Speaker | Lesley Ma (Ming Chu Hsu and Daniel Xu Curator, Modern and Contemporary, The Met, New York)
Moderator | Yi-Hsin Lai (Director, Taichung Museum of Art)
Respondent|Jau-Lan Guo (Associate Professor, Graduate of Fine Art, Taipei National University of the Arts)

For the 154-year-old Metropolitan Museum of Art, “modern and contemporary art” has always been at the core of its existential query. Though the encyclopedic museum began to collect and display “art of the present” in the early 20th century, and the Department of Modern and Contemporary Art has been established since 1967, contemporary art at The Met has often been treated with intense scrutiny. As the Modern and Contemporary Wing prepares for an architectural overhaul, I will lay out some of the challenges and opportunities ahead by looking at a few of the museum’s recent presentations of contemporary Asian art. The discussion will be viewed in parallel to the collection and display strategies of Hong Kong’s M+, a museum focusing on 20th and 21st-century global visual culture with an Asian perspective that opened 3 years ago. I had the privilege to serve on the inaugural curatorial team of M+ (2013–2022) before joining The Met.
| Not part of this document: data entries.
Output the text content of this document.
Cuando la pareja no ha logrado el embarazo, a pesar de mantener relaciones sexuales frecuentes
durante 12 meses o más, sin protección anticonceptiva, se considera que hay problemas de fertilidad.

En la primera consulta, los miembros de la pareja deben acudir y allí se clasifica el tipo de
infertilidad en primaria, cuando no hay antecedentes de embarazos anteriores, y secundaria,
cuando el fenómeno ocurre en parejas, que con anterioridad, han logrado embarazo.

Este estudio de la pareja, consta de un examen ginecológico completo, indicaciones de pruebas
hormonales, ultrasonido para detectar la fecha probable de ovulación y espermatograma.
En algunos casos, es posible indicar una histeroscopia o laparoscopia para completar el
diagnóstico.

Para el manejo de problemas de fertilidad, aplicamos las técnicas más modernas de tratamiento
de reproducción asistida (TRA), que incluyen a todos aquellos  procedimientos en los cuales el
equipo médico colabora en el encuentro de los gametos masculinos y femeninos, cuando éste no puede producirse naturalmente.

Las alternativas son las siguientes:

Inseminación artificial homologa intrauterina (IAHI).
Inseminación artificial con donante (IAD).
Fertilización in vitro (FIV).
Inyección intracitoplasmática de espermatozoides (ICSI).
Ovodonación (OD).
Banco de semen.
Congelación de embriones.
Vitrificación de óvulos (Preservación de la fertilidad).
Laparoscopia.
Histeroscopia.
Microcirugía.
By examining the curatorial visions of the two institutions, I hope to offer some fruit for thought in creating dialogues across time and continents on the topic of the contemporary.

Speaker | Lesley Ma

Ming Chu Hsu and Daniel Xu Curator, Modern and Contemporary, The Met, New York


Photo: Wing Shya

Lesley Ma is the inaugural Ming Chu Hsu and Daniel Xu Curator in the Department of Modern and Contemporary Art at The Metropolitan Museum of Art in New York. She leads the strategy for the acquisition and programming of modern and contemporary East and Southeast Asian art. From 2013 to 2022, she was the founding Curator, Ink Art at M+, Hong Kong. Prior to M+, she curated projects at Para Site, Hong Kong, and was Project Director at Cai Guo-Qiang’s studio in New York. Her Ph.D. in Art History, Theory, and Criticism from the University of California, San Diego, focused on abstract painting in postwar Taiwan.

Moderator | Yi-Hsin Lai

Director, Taichung Museum of Art

Yi-Hsin Nicole Lai is currently the Director of Taichung Art Museum, and previously served as the Director of Chiayi Art Museum and independent curator. After graduating with a Ph.D. from the Institute of Visual Culture at the University of Westminster in the UK in 2011, she has experienced nearly ten years of independent curatorial work. The main focus of her curatorial practice has long been on the silent voices of politics and society, and the postponement of historical space. Through the artistic creation and curation of contemporary art, she proposes the possibility of re-writing and re-imagining another (historical) narrative. At this stage, Lai is dedicated to enhancing the professionalism, public engagement and diversity of art museums, as well as promoting international and local art exchanges.

Respondent|Jau-Lan Guo

Associate Professor, Graduate of Fine Art, Taipei National University of the Arts

Jau-lan Guo is the Associate Professor of MA in Art History and Visual Culture at Taipei National University of the Arts. She teaches modern and contemporary art, art history, and curatorial practice. Her research interests revolve around the issue of artistic migration, circulation, art historiography, and how exhibitions make history.

In On the Passage of a Few Persons Through a Brief Moment in Time (MoNTUE, 2021), a collaboration with artist Michael Lin and curator Lee Ambrozy, she explored the possibilities of trans-historical display as an expanded field of art historiography. In the Score Project, she rationalized and visualized interdisciplinary exchanges while reintegrating a “score’s” capability of mobilizing time and space into the subject of “ecology-form” in regional art. Guo is also the Chinese translator of Boris Groys’ Art Power (co-translator, Artist Publishing, 2015). She was the organizer of the 2022 Reconstructing History of Art in Taiwan symposium in the National Taiwan Museum of Fine Arts, entitled Horizontal Art History: Perspectives from Taiwan.